Collections also store settings like animation sizes, CDN configuration, and the caution list used to maintain consistency across generations.
Items
An item is a single pose or action for the mascot - like "Wave", "Idle", or "Thumbs Up". Each item has a name, a prompt describing the action, and a type (image, animation, or logo).
When you generate an image for an item, the API combines the collection's character prompt with the item's action prompt to produce a consistent result.
Assets
An asset is a single generated file. Each item can have multiple assets of different types:
| Type | Format | Description |
|---|---|---|
image | .png | Original generated image with background |
transparent_image | .png | Background removed, transparent PNG |
video | .mp4 | Animated version (H.264) |
webm | .webm | Web-optimized format with alpha channel |
hevc | .mov | Apple-compatible format with alpha channel |
stacked_video | .mp4 | Stacked layout for custom alpha compositing |
Generation Graph
Assets are connected through a generation graph. When you generate an animation, the API first creates an image, then removes the background, then animates it, then converts to web formats. Each step links back to its source via the generation_links table.
image (.png)
└── transparent_image (.png) [role: source]
└── video (.mp4) [role: source, end_frame]

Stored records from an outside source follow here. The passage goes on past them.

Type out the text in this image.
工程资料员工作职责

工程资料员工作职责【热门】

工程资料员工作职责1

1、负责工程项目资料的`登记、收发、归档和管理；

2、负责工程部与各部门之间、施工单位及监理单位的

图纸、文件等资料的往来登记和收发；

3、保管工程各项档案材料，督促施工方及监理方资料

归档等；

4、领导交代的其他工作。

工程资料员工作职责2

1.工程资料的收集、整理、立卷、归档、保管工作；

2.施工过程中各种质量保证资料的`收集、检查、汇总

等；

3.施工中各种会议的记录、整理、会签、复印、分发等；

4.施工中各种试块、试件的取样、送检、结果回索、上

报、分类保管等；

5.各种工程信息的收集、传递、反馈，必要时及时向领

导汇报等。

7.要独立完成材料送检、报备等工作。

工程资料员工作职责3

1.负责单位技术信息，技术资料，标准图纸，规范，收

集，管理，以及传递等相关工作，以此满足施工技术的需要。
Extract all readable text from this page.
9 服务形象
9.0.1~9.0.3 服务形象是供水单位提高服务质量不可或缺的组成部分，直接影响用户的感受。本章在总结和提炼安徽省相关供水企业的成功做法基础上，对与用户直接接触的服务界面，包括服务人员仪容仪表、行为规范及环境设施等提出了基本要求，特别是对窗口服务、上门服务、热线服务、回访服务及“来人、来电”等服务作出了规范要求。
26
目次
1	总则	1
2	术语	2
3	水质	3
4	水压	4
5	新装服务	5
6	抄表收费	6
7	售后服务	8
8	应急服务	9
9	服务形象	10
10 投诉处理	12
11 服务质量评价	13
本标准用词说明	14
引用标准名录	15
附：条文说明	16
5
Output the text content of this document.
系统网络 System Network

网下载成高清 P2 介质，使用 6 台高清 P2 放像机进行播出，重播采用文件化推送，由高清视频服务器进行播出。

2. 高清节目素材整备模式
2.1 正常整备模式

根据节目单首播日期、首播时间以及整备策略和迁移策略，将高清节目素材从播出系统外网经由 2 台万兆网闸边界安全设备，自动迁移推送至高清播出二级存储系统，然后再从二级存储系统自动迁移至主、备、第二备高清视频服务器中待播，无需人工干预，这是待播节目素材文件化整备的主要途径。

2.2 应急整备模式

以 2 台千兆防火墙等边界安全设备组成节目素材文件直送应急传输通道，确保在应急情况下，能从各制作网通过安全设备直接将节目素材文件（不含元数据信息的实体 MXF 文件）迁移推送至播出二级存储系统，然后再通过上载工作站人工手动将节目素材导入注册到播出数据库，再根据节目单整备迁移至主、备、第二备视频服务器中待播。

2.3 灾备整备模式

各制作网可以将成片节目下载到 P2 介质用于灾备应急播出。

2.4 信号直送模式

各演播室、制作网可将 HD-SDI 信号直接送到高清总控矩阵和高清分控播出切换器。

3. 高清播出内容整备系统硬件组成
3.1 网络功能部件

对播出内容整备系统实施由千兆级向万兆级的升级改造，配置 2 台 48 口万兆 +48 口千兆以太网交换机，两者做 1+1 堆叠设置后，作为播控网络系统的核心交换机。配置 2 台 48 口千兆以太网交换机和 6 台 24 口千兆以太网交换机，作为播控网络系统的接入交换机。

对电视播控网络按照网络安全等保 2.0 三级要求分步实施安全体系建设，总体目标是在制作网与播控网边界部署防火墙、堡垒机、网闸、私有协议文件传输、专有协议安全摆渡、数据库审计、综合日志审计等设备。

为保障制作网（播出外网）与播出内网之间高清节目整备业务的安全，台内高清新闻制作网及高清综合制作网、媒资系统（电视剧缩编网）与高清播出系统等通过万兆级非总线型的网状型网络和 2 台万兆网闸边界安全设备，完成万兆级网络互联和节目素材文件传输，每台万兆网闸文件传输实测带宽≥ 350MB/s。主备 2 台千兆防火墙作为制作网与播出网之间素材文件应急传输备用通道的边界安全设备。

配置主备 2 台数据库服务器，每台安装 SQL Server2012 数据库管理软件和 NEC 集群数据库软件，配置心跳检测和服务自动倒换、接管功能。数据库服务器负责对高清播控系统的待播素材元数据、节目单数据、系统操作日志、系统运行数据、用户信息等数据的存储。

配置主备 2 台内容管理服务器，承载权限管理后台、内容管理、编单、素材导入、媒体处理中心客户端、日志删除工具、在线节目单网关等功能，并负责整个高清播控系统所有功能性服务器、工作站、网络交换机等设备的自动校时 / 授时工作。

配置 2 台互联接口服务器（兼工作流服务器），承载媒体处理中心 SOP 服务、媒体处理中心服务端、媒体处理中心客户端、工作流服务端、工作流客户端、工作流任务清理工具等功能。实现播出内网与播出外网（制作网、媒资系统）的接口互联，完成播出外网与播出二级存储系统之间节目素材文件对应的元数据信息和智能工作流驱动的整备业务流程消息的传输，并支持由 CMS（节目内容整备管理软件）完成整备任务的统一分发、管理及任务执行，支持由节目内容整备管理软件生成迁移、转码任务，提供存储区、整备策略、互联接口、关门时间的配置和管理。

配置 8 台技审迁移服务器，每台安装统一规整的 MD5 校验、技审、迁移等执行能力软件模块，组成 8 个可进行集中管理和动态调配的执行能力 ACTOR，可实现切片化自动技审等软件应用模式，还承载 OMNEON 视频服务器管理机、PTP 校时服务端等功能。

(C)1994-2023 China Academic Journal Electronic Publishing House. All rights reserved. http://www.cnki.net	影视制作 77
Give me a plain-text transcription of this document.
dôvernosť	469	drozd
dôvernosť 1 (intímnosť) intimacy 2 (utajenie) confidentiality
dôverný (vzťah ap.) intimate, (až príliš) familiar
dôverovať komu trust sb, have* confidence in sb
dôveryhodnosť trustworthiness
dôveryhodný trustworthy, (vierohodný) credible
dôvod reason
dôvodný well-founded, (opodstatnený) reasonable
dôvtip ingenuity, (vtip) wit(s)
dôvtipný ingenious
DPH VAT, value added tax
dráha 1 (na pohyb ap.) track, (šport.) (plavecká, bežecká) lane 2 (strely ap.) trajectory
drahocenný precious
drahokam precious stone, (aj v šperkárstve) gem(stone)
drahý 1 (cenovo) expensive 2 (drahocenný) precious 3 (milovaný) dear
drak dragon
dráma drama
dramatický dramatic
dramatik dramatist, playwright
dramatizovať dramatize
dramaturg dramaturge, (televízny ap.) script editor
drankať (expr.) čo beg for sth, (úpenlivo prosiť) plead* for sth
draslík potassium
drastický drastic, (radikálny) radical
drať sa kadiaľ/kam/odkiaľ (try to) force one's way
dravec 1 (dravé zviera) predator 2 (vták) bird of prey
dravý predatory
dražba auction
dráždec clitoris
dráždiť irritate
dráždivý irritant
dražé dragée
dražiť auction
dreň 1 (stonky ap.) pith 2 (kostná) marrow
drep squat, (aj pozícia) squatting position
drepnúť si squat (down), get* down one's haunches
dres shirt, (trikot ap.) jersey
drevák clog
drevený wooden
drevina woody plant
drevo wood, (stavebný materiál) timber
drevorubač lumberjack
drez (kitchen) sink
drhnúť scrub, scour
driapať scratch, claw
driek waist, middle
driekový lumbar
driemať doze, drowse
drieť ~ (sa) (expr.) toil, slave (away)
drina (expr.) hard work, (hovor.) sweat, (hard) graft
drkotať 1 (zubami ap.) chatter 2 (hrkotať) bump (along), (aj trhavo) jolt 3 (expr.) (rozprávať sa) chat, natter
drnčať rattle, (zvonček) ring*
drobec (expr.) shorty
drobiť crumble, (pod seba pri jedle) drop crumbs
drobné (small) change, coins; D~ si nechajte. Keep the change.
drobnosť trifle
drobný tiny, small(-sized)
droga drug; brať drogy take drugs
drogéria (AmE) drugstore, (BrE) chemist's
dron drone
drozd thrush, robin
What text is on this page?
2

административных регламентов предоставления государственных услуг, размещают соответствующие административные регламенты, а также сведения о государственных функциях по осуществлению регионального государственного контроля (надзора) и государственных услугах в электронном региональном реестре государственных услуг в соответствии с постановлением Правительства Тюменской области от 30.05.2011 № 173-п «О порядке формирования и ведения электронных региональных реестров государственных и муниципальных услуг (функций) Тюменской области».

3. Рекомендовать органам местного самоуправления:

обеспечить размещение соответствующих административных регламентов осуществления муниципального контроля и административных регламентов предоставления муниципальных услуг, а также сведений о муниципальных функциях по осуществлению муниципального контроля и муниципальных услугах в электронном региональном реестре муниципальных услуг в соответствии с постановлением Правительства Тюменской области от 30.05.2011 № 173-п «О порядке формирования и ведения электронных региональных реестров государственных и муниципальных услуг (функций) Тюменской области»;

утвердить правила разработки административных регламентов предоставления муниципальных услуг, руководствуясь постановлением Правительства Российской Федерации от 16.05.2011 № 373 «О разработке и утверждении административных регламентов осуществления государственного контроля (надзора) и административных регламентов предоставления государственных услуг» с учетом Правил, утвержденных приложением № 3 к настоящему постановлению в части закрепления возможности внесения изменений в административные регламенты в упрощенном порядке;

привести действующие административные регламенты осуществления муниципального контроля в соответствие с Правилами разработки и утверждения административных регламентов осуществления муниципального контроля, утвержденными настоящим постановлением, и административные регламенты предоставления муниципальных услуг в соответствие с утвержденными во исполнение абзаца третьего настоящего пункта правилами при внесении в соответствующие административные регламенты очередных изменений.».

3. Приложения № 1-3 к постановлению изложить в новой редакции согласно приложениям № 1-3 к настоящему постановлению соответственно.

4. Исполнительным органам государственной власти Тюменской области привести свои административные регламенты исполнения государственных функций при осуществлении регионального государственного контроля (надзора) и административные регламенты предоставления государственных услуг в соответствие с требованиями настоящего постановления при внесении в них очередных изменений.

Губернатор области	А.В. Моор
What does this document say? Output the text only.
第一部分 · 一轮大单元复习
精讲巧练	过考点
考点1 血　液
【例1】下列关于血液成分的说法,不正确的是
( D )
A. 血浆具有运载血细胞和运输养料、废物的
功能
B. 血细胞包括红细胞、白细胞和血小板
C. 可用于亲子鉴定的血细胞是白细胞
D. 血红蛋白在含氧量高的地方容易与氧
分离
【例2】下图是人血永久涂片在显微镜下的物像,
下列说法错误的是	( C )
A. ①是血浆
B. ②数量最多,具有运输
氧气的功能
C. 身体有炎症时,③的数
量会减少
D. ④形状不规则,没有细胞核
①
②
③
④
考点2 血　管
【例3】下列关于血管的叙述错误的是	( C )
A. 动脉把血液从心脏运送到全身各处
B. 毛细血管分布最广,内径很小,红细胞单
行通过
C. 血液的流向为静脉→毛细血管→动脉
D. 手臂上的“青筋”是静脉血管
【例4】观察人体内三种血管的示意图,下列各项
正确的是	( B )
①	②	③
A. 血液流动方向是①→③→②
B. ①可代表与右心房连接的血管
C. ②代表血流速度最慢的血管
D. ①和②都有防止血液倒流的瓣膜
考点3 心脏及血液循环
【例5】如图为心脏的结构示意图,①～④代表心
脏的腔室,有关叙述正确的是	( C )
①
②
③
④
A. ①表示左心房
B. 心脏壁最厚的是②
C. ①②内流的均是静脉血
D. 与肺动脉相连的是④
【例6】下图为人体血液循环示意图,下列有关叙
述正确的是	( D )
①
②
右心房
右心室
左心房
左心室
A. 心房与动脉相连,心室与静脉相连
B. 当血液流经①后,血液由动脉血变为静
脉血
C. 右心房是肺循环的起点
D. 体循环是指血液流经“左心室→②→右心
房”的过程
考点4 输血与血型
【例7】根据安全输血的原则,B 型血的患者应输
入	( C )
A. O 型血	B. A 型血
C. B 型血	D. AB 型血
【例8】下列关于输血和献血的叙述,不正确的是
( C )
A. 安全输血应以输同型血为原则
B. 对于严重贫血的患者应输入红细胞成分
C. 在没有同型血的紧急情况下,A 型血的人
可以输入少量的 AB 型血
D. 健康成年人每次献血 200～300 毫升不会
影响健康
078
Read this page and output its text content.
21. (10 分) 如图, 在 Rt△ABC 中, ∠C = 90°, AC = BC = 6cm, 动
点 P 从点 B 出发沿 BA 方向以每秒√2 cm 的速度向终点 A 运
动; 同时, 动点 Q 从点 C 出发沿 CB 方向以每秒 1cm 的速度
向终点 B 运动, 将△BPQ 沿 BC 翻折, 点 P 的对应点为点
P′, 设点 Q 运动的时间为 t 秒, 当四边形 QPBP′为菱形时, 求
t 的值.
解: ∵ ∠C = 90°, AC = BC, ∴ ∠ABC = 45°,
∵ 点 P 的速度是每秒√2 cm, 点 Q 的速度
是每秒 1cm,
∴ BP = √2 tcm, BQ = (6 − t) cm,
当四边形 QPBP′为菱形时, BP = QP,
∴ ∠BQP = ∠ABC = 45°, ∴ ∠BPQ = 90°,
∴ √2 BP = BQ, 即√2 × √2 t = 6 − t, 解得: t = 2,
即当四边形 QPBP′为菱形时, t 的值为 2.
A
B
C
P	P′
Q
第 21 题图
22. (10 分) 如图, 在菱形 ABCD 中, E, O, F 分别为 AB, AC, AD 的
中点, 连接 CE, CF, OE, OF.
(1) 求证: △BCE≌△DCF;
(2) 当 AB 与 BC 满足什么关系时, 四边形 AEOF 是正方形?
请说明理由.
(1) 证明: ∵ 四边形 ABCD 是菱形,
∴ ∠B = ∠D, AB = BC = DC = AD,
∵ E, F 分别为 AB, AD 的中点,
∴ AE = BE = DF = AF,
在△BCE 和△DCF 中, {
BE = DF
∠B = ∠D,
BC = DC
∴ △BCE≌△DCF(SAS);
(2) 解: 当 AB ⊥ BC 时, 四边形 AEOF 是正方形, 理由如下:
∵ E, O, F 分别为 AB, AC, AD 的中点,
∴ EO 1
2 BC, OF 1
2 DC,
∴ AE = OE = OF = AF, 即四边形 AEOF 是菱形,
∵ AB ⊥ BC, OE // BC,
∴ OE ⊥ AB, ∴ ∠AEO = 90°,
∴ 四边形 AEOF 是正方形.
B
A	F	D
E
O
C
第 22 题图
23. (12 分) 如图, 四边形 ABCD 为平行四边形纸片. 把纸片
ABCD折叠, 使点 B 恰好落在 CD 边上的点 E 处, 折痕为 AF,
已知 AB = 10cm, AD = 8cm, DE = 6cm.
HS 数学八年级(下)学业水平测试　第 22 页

├── webm (.webm) [role: source]
└── hevc (.mov) [role: source]The role field on each link indicates the relationship. source means "this asset was derived from that asset". end_frame is used for animations where a final pose image guides the motion.
Reference Images & Style Cards
Each collection can have up to 6 reference images. These are examples of what the mascot looks like - they guide every generation to maintain visual consistency.
When you first generate an image, Masko automatically extracts a style card from the references. The style card is a structured summary of the character's visual traits (colors, proportions, line style, shading) that gets injected into every prompt. If you change the references, the style card is cleared and re-extracted on the next generation.
The caution list accumulates notes from post-generation validation. If a generated image drifts from the style (wrong color, missing detail), the issue is logged and injected into future prompts to prevent recurrence.
Size Variants
Animations can be generated at multiple sizes simultaneously. Set the animation_sizes field on a collection to define which resolutions you need (e.g. 512x512, 256x256, 128x128). Resizing is free - you only pay credits for the base animation generation.